As religiões formalistas dão à palavra um carácter divino e consideram os textos religiosos como a Palavra de Deus. Mas é evidente que Deus, o Ser Absoluto, não necessita dos meios relativos de comunicação de que necessitamos. No Espiritismo considera-se a linguagem dos seres superiores como apenas mental. Os espíritos falam por telepatia. A linguagem telepática é a do pensamento puro que costumamos traduzir em palavras. Por sinal que a palavra telepatia não quer dizer apenas transmissão mental de palavras, mas transmissão do pathus individual de cada um, dos seus pensamentos e das suas emoções, de todo o seu estado psíquico num dado momento. Bastaria isso para nos mostrar a riqueza da linguagem telepática. A palavra de Deus, ou seja, a sua forma de expressão, teria de ser ainda muito mais rica e complexa. 

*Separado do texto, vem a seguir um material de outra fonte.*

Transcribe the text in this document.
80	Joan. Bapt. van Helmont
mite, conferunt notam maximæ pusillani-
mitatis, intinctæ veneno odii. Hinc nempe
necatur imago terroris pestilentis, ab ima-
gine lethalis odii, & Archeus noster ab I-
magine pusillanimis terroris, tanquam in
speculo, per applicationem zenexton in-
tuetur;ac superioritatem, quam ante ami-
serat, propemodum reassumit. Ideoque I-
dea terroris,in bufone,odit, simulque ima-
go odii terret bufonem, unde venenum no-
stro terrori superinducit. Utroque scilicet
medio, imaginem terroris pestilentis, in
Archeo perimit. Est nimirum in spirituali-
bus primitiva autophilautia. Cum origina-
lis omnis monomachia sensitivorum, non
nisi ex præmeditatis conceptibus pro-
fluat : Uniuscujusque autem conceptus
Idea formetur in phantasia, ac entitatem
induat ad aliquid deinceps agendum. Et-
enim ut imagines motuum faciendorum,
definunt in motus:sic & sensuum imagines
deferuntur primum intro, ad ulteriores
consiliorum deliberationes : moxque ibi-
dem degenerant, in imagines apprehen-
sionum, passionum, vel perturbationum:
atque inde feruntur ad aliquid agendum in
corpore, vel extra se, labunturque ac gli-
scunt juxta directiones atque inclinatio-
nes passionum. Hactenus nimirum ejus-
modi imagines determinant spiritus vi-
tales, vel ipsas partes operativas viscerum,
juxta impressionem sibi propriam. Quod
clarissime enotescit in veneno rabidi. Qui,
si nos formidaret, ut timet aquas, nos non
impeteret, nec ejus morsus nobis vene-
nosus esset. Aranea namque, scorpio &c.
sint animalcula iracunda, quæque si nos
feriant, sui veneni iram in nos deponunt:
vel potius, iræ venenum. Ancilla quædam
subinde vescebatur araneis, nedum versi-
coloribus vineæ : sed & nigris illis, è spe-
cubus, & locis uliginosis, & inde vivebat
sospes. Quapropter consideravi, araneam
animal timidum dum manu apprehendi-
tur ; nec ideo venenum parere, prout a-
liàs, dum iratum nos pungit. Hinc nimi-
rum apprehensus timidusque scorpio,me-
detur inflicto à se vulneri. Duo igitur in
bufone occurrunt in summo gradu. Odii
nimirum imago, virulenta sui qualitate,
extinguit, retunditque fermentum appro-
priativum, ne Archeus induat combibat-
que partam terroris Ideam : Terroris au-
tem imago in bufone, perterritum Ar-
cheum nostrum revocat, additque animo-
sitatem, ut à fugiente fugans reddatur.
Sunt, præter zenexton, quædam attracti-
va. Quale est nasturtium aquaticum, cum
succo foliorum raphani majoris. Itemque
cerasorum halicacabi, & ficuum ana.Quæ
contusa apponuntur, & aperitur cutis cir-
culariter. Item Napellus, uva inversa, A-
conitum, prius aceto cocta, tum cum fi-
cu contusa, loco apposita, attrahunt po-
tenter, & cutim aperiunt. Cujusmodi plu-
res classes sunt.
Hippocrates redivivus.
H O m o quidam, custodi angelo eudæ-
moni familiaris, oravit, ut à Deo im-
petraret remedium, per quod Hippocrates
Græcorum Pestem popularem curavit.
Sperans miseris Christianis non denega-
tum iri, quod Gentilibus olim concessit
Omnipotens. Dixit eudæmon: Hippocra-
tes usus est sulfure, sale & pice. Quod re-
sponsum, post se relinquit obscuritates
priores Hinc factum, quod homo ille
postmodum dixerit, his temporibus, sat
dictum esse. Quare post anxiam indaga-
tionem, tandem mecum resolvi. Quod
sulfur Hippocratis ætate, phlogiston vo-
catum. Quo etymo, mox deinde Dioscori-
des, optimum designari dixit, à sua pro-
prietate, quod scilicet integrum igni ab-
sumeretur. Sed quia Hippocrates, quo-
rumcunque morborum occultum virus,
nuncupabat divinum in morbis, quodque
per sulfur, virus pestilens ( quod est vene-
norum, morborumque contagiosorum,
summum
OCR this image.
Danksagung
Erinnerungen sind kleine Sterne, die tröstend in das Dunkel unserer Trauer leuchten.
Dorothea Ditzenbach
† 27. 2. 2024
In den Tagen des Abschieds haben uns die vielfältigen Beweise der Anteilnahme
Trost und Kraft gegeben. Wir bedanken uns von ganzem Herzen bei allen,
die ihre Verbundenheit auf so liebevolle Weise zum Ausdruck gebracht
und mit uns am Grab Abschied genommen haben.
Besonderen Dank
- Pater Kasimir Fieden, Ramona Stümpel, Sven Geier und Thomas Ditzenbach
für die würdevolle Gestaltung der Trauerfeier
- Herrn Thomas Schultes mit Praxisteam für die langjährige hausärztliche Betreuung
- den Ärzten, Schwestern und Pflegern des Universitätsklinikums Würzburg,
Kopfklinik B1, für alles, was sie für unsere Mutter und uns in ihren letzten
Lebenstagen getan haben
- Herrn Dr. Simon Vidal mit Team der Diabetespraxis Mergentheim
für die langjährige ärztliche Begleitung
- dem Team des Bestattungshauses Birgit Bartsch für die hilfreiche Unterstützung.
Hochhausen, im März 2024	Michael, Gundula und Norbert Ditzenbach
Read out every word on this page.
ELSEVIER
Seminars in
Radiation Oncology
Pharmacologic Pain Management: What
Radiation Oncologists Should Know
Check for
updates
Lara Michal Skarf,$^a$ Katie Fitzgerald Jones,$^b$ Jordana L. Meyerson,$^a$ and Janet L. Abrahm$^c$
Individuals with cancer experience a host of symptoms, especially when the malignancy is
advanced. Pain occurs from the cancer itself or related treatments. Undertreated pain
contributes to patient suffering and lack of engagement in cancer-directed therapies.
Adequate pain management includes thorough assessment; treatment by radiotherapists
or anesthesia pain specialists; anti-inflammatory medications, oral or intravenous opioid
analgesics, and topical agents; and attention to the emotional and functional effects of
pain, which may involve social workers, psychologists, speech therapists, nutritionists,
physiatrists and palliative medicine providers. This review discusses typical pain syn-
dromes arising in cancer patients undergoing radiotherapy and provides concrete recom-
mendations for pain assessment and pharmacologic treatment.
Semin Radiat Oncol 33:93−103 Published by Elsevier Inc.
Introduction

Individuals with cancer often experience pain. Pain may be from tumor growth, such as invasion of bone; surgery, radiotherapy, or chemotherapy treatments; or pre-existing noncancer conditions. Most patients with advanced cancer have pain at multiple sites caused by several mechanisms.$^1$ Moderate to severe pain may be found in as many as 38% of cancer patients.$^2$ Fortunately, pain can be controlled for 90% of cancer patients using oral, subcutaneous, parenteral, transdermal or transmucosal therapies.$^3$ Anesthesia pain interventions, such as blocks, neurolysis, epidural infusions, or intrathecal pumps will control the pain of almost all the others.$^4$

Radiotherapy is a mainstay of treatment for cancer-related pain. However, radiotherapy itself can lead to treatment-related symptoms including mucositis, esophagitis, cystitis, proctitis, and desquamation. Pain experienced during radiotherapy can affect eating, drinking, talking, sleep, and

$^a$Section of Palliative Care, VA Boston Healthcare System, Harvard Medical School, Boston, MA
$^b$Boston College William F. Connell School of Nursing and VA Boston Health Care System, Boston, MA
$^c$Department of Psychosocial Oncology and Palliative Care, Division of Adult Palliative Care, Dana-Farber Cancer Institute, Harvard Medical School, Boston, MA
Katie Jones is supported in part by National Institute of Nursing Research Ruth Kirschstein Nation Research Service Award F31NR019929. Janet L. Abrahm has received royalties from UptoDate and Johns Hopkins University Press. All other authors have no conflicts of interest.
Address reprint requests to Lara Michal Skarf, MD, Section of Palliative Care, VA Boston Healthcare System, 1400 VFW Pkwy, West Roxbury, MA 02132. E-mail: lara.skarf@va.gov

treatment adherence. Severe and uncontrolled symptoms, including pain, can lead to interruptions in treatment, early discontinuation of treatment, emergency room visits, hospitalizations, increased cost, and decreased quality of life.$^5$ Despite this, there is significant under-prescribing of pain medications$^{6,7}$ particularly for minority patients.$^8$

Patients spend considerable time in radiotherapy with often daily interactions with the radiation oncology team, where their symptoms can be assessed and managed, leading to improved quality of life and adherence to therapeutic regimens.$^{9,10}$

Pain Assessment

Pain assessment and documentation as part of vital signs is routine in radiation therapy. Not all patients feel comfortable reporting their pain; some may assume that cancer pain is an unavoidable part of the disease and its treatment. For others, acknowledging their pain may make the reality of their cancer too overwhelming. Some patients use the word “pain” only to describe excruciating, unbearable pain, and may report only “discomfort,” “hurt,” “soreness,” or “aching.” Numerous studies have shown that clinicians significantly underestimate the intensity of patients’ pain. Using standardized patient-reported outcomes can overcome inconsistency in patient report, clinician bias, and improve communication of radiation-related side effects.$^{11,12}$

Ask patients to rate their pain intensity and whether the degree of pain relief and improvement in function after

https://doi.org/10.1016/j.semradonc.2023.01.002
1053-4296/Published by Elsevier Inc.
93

Psicologicamente podemos figurar assim o mecanismo da palavra: temos uma sensação provocada por um estímulo exterior ou interior, essa sensação produz no nosso íntimo, na nossa afectividade, uma emoção e na nossa vontade uma volição, um impulso de expressá-la, que provoca na mente uma ideia daquilo que sentimos, um conceito que se traduz em um ou em vários sons articulados que constituem uma palavra. Se quisermos gravar essa palavra temos de recorrer às letras de um alfabeto. Servimo-nos assim da linguagem oral e da linguagem escrita para dizermos alguma coisa. O pensamento foi traduzido em sons e depois em letras. – Como é que podemos aceitar que a palavra de Deus esteja num livro? Isso equivaleria a submeter Deus ao nosso condicionamento humano. 

Por outro lado, costumamos dizer que a palavra é criadora, tem o poder de criar. Por isso se acredita que Deus criou o mundo pela palavra. Trata-se de uma alegoria, de uma simples imagem, mas as igrejas exigem que aceitemos essa imagem como realidade. A imagem é bela e podemos aceitá-la coma imagem. Deus disse: Faça-se a Terra e ela se fez. Mas se tomarmos isso à letra caímos no absurdo. Deus fala na nossa consciência e no nosso coração, mas não fala por palavras, nem em linguagem humana. Fala na sua linguagem divina, na sua linguagem de Deus. Podemos compreender isso? Sim, se dermos atenção à voz de Deus em nós, que nos fala por intuições, pressentimentos, emoções. Ele toca as nossas teclas internas e soamos como um piano. Mas quem poderia escrever o que Ele nos diz. Nós, propriamente, não o poderíamos fazer. 

Muitas pessoas ilustradas, doutoradas, ordenadas em cerimónias religiosas não compreendem isso. Esperam a voz de Deus como a de alguém que falasse através da linguagem humana. E, podem ouvir uma voz que lhes fala no silêncio, como ouvem milhões de pessoas diariamente. As pesquisas actuais da telepatia mostram que isso é possível e até mesmo natural. Podemos receber comunicações telepáticas de criaturas vivas e de criaturas que já morreram. Porém, se esperamos a voz de Deus como voz humana, certamente aceitaremos que Deus nos falou... E, esse é o perigo dos que procuram comunicar-se com Deus através de processos artificiais. Deus fala-nos naturalmente, quando estamos em condições de ouvir a sua voz. Mas, só ele sabe quando estamos nessas condições. Os que querem ouvir a voz de Deus a qualquer preço geralmente acabam pagando o alto preço do fanatismo ou da obsessão pela voz de um espírito inferior. Uma experiência de Deus que pode mandar-nos para o inferno das perturbações aqui mesmo, na Terra. 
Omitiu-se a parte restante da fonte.